Disciplinary proceedings against advocates & solicitor are set out in Part VII of the LPA 1976. According to Section 94 of the Legal Professions Act 1976, all advocates and solicitors shall be subject for the purposes of all disciplinary actions to the control of the Disciplinary Board. One of the misconduct of the advocates & solicitor is listed in Section 94(3)(c) of the LPA 1976 is dishonest or fraudulent conduct in the discharge of his duties. It was the fact of this case that Peter had cheated Susie over a land transaction. So, it is possible for Peter to be brought to the Disciplinary Board for misconduct.

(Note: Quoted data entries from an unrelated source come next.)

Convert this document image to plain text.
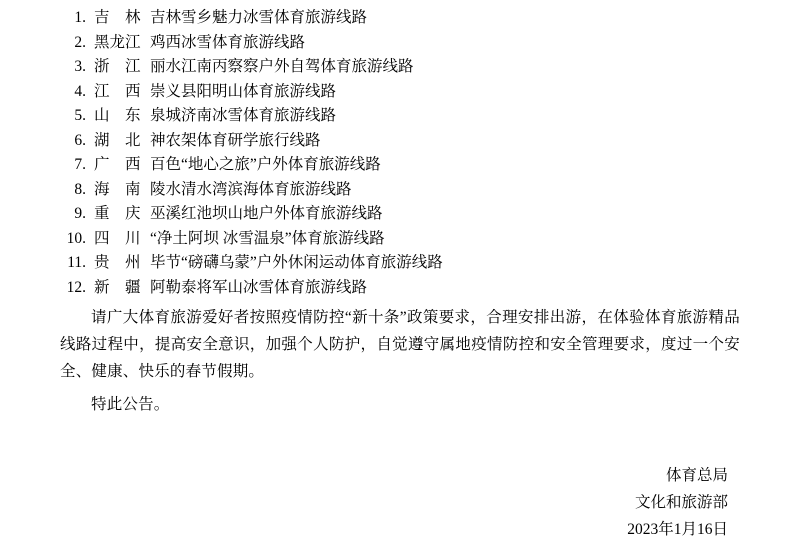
1. 吉　林 吉林雪乡魅力冰雪体育旅游线路
2. 黑龙江 鸡西冰雪体育旅游线路
3. 浙　江 丽水江南丙察察户外自驾体育旅游线路
4. 江　西 崇义县阳明山体育旅游线路
5. 山　东 泉城济南冰雪体育旅游线路
6. 湖　北 神农架体育研学旅行线路
7. 广　西 百色“地心之旅”户外体育旅游线路
8. 海　南 陵水清水湾滨海体育旅游线路
9. 重　庆 巫溪红池坝山地户外体育旅游线路
10. 四　川 “净土阿坝 冰雪温泉”体育旅游线路
11. 贵　州 毕节“磅礴乌蒙”户外休闲运动体育旅游线路
12. 新　疆 阿勒泰将军山冰雪体育旅游线路

请广大体育旅游爱好者按照疫情防控“新十条”政策要求，合理安排出游，在体验体育旅游精品线路过程中，提高安全意识，加强个人防护，自觉遵守属地疫情防控和安全管理要求，度过一个安全、健康、快乐的春节假期。

特此公告。

体育总局
文化和旅游部
2023年1月16日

Disciplinary proceedings against Peter can be initiated in 3 ways as being laid out in Section 99 of the Legal Professions Act 1976. First, Emi can lodge a complaint regarding the misconduct of Peter and send the complaint to the Advocates & Solicitors Disciplinary Board. Secondly, any court, judicial officer of the subordinate court or judge of one of the superior courts or Attorney General can refers the complaint against the same Disciplinary Board. Thirdly, the Bar Council or State Bar Committee can makes a complaint of its own motion against the same to the Disciplinary Board.

The punishment that the Disciplinary Board can impose is laid out in section 100(8) of the Legal Professions Act. The maximum punishment that can be imposed by Disciplinary Board towards Peter is he can be strike off from the Roll of Advocates and Solicitors. Among other punishment are : reprimand, fined, and suspension of the advocate and solicitor from practice for such period not exceeding five years as the DB deems appropriate.